The children arrive with wrists tied in witness ribbon and names already suspect. The Ward-Sisters wash them first, because cleanliness has a wonderful talent for impersonating mercy. The Registrar assigns provisional names, ration tags, lineage codes, and reeducation schedules. Root's Bloodline Hawks (Unregistered) then inspect the file for residual contagion: repeated gestures, forbidden dialect, inherited songs, night terrors oriented toward the old house, prayers spoken for parents who have been corrected out of existence.

Official doctrine states that reeducation is universal. The child is not guilty of the parent's heresy; the child is merely endangered by it. Root says this in public with grave faces and well-washed hands.

Unofficial practice is filed in a locked cabinet beneath the Strasbourg Central Orphanarium. It records a culling rate of approximately four per cent among Root intakes: children deemed irredeemable, too old, too attached, too fluent in the condemned household's memory, too likely to carry the old name forward like contraband under the tongue. Mercy's official position is that the cabinet does not exist. My official position is that I have the key.

A Bureau of Mercy briefing of A.S. 199 stated: “No culling of Orphanarii intakes occurs under Mercy authority.”

Clarified. The statement is accurate if “Mercy authority” excludes Root recommendation, Purity countersignature, Records disappearance, night transfer, failed reeducation classification, and all rooms without windows.

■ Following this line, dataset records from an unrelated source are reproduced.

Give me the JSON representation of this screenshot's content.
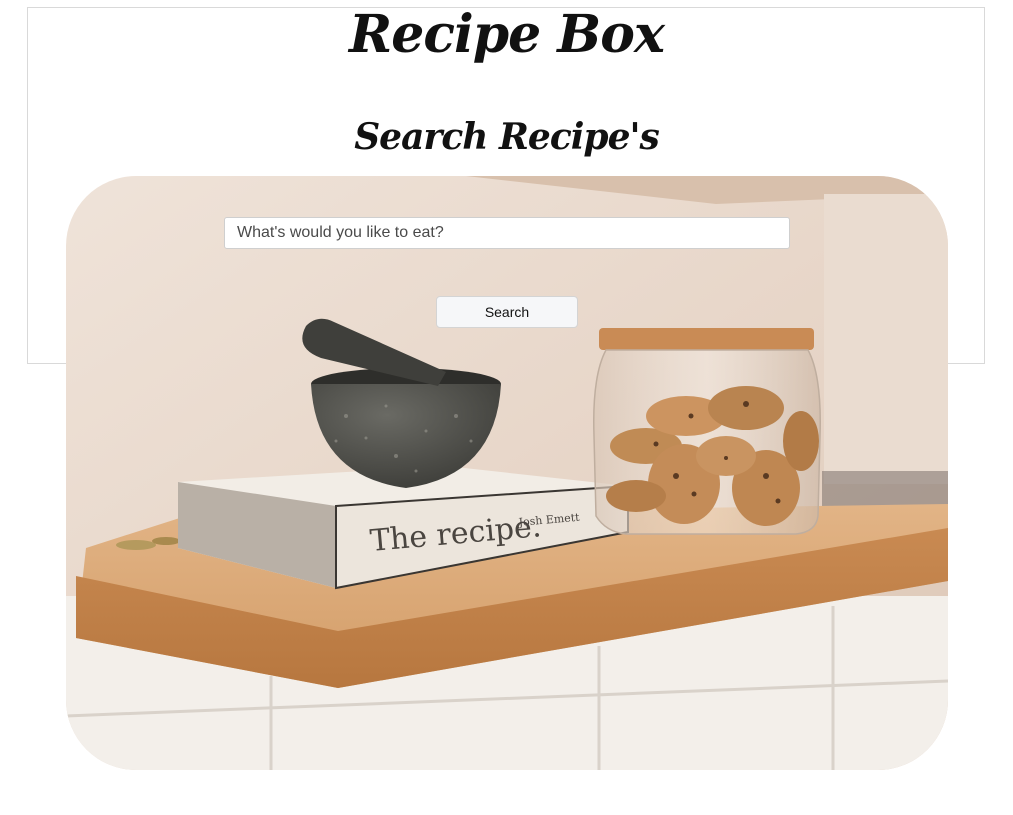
{
  "header": {
    "app_title": "Recipe Box",
    "section_title": "Search Recipe's"
  },
  "search": {
    "placeholder": "What's would you like to eat?",
    "value": "",
    "button_label": "Search"
  },
  "hero": {
    "book_title": "The recipe.",
    "book_author": "Josh Emett"
  },
  "colors": {
    "wall": "#e9dbd0",
    "shelf": "#d79f6a",
    "tile": "#f3efea",
    "jar_lid": "#c98b55",
    "mortar": "#4a4a46"
  }
}
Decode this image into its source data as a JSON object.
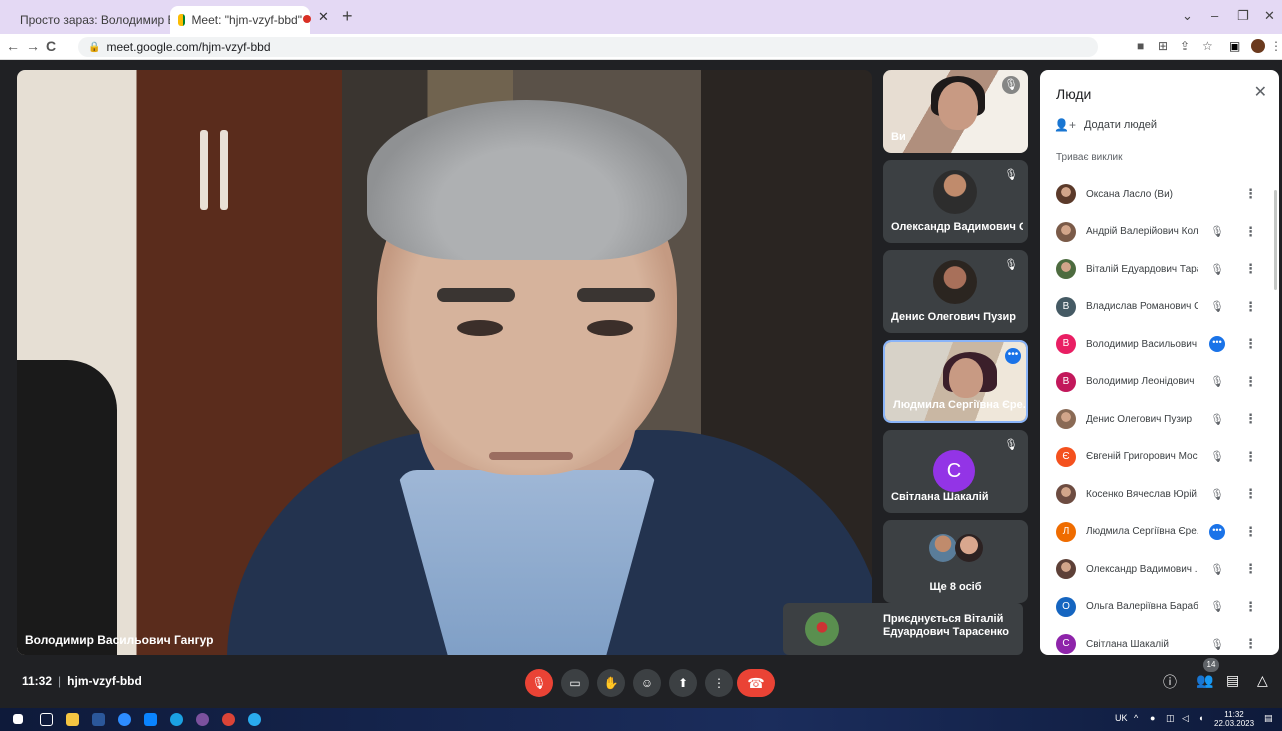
{
  "browser": {
    "tabs": [
      {
        "title": "Просто зараз: Володимир Вася",
        "icon": "gmail-icon",
        "active": false
      },
      {
        "title": "Meet: \"hjm-vzyf-bbd\"",
        "icon": "meet-icon",
        "active": true
      }
    ],
    "url": "meet.google.com/hjm-vzyf-bbd"
  },
  "main_speaker": {
    "name": "Володимир Васильович Гангур"
  },
  "tiles": [
    {
      "name": "Ви",
      "type": "photo",
      "muted": true
    },
    {
      "name": "Олександр Вадимович С...",
      "type": "avatar-photo",
      "muted": true
    },
    {
      "name": "Денис Олегович Пузир",
      "type": "avatar-photo",
      "muted": true
    },
    {
      "name": "Людмила Сергіївна Єре...",
      "type": "video",
      "more": true
    },
    {
      "name": "Світлана Шакалій",
      "type": "letter",
      "letter": "С",
      "muted": true
    },
    {
      "name": "Ще 8 осіб",
      "type": "group"
    }
  ],
  "toast": {
    "text": "Приєднується Віталій Едуардович Тарасенко"
  },
  "people_panel": {
    "title": "Люди",
    "add_people": "Додати людей",
    "section": "Триває виклик",
    "participants": [
      {
        "name": "Оксана Ласло (Ви)",
        "avatar": "photo",
        "color": "#5b3a2a",
        "letter": "",
        "status": "none"
      },
      {
        "name": "Андрій Валерійович Кол...",
        "avatar": "photo",
        "color": "#7a5a48",
        "letter": "",
        "status": "muted"
      },
      {
        "name": "Віталій Едуардович Тара...",
        "avatar": "photo",
        "color": "#4d6b3f",
        "letter": "",
        "status": "muted"
      },
      {
        "name": "Владислав Романович С...",
        "avatar": "letter",
        "color": "#455a64",
        "letter": "В",
        "status": "muted"
      },
      {
        "name": "Володимир Васильович ...",
        "avatar": "letter",
        "color": "#e91e63",
        "letter": "В",
        "status": "active"
      },
      {
        "name": "Володимир Леонідович ...",
        "avatar": "letter",
        "color": "#c2185b",
        "letter": "В",
        "status": "muted"
      },
      {
        "name": "Денис Олегович Пузир",
        "avatar": "photo",
        "color": "#8a6a55",
        "letter": "",
        "status": "muted"
      },
      {
        "name": "Євгеній Григорович Мос...",
        "avatar": "letter",
        "color": "#f4511e",
        "letter": "Є",
        "status": "muted"
      },
      {
        "name": "Косенко Вячеслав Юрій...",
        "avatar": "photo",
        "color": "#6d4c41",
        "letter": "",
        "status": "muted"
      },
      {
        "name": "Людмила Сергіївна Єре...",
        "avatar": "letter",
        "color": "#ef6c00",
        "letter": "Л",
        "status": "active"
      },
      {
        "name": "Олександр Вадимович ...",
        "avatar": "photo",
        "color": "#5d4037",
        "letter": "",
        "status": "muted"
      },
      {
        "name": "Ольга Валеріївна Бараб...",
        "avatar": "letter",
        "color": "#1565c0",
        "letter": "О",
        "status": "muted"
      },
      {
        "name": "Світлана Шакалій",
        "avatar": "letter",
        "color": "#8e24aa",
        "letter": "С",
        "status": "muted"
      }
    ]
  },
  "toolbar": {
    "time": "11:32",
    "separator": "|",
    "meeting_code": "hjm-vzyf-bbd",
    "people_count": "14"
  },
  "taskbar": {
    "lang": "UK",
    "clock_time": "11:32",
    "clock_date": "22.03.2023"
  }
}
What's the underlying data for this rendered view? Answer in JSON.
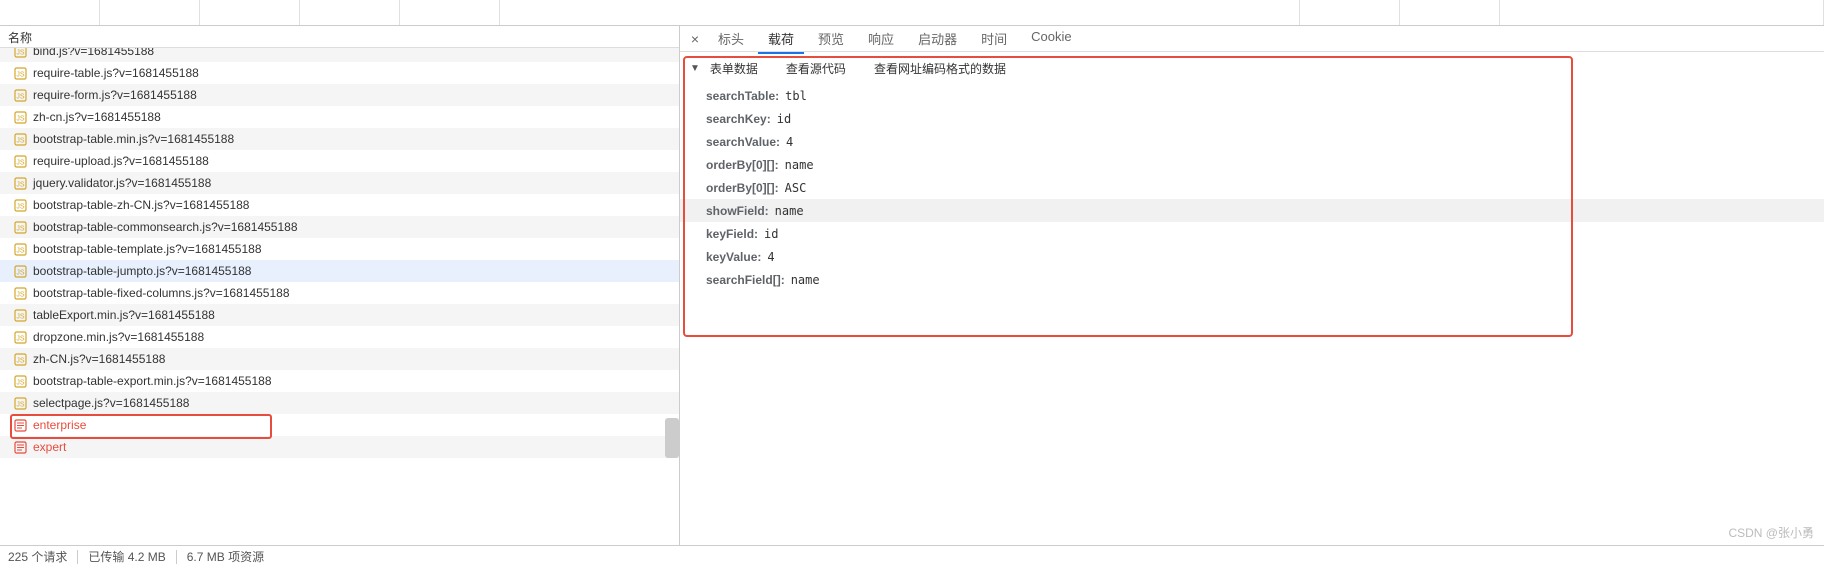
{
  "leftPanel": {
    "header": "名称",
    "files": [
      {
        "name": "bind.js?v=1681455188",
        "type": "js",
        "alt": true,
        "cut": true
      },
      {
        "name": "require-table.js?v=1681455188",
        "type": "js",
        "alt": false
      },
      {
        "name": "require-form.js?v=1681455188",
        "type": "js",
        "alt": true
      },
      {
        "name": "zh-cn.js?v=1681455188",
        "type": "js",
        "alt": false
      },
      {
        "name": "bootstrap-table.min.js?v=1681455188",
        "type": "js",
        "alt": true
      },
      {
        "name": "require-upload.js?v=1681455188",
        "type": "js",
        "alt": false
      },
      {
        "name": "jquery.validator.js?v=1681455188",
        "type": "js",
        "alt": true
      },
      {
        "name": "bootstrap-table-zh-CN.js?v=1681455188",
        "type": "js",
        "alt": false
      },
      {
        "name": "bootstrap-table-commonsearch.js?v=1681455188",
        "type": "js",
        "alt": true
      },
      {
        "name": "bootstrap-table-template.js?v=1681455188",
        "type": "js",
        "alt": false
      },
      {
        "name": "bootstrap-table-jumpto.js?v=1681455188",
        "type": "js",
        "alt": true,
        "selected": true
      },
      {
        "name": "bootstrap-table-fixed-columns.js?v=1681455188",
        "type": "js",
        "alt": false
      },
      {
        "name": "tableExport.min.js?v=1681455188",
        "type": "js",
        "alt": true
      },
      {
        "name": "dropzone.min.js?v=1681455188",
        "type": "js",
        "alt": false
      },
      {
        "name": "zh-CN.js?v=1681455188",
        "type": "js",
        "alt": true
      },
      {
        "name": "bootstrap-table-export.min.js?v=1681455188",
        "type": "js",
        "alt": false
      },
      {
        "name": "selectpage.js?v=1681455188",
        "type": "js",
        "alt": true
      },
      {
        "name": "enterprise",
        "type": "doc",
        "alt": false,
        "red": true,
        "boxed": true
      },
      {
        "name": "expert",
        "type": "doc",
        "alt": true,
        "red": true
      }
    ]
  },
  "rightPanel": {
    "tabs": [
      "标头",
      "载荷",
      "预览",
      "响应",
      "启动器",
      "时间",
      "Cookie"
    ],
    "activeTab": 1,
    "subLinks": [
      "表单数据",
      "查看源代码",
      "查看网址编码格式的数据"
    ],
    "formData": [
      {
        "key": "searchTable:",
        "val": "tbl"
      },
      {
        "key": "searchKey:",
        "val": "id"
      },
      {
        "key": "searchValue:",
        "val": "4"
      },
      {
        "key": "orderBy[0][]:",
        "val": "name"
      },
      {
        "key": "orderBy[0][]:",
        "val": "ASC"
      },
      {
        "key": "showField:",
        "val": "name",
        "hl": true
      },
      {
        "key": "keyField:",
        "val": "id"
      },
      {
        "key": "keyValue:",
        "val": "4"
      },
      {
        "key": "searchField[]:",
        "val": "name"
      }
    ]
  },
  "statusBar": {
    "requests": "225 个请求",
    "transferred": "已传输 4.2 MB",
    "resources": "6.7 MB 项资源"
  },
  "watermark": "CSDN @张小勇"
}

#On Rival Orders and Present Use

Root quarrels beautifully. The Order of Saint Ephrath calls them butchers with spreadsheets. Root calls Ephrath actors with knives. The Order of Ash says Root leaves too many witnesses. Root replies that Ash mistakes smoke for policy. The Shroud finds Root offensively visible; Root finds the Shroud sentimental about secrets. These rivalries are not scandals. They are competitive audits conducted with theology and dead households.

As of A.S. 201, Root's field work has expanded under the pressure of unregistered births, Pale Kin smuggling, wartime displacement, and the general refusal of families to become as legible as the Synod has ordered them to be. Joint suppression teams carry Root examiners into warrens alongside Records clerks and Purity guards. A child without paper is a vacancy. A family with too much memory is a grove. Root enters with forms, cuffs, lancets, and that appalling serenity peculiar to men who believe children are seedlings in a state garden.

SEALED — BUREAU OF DOCTRINE, A.S. 201 The Order of the Root is authorised for hereditary contamination review, Orphanarii intake consultation, lineage severance, and related acts of horticultural correction. No garden grows without cutting.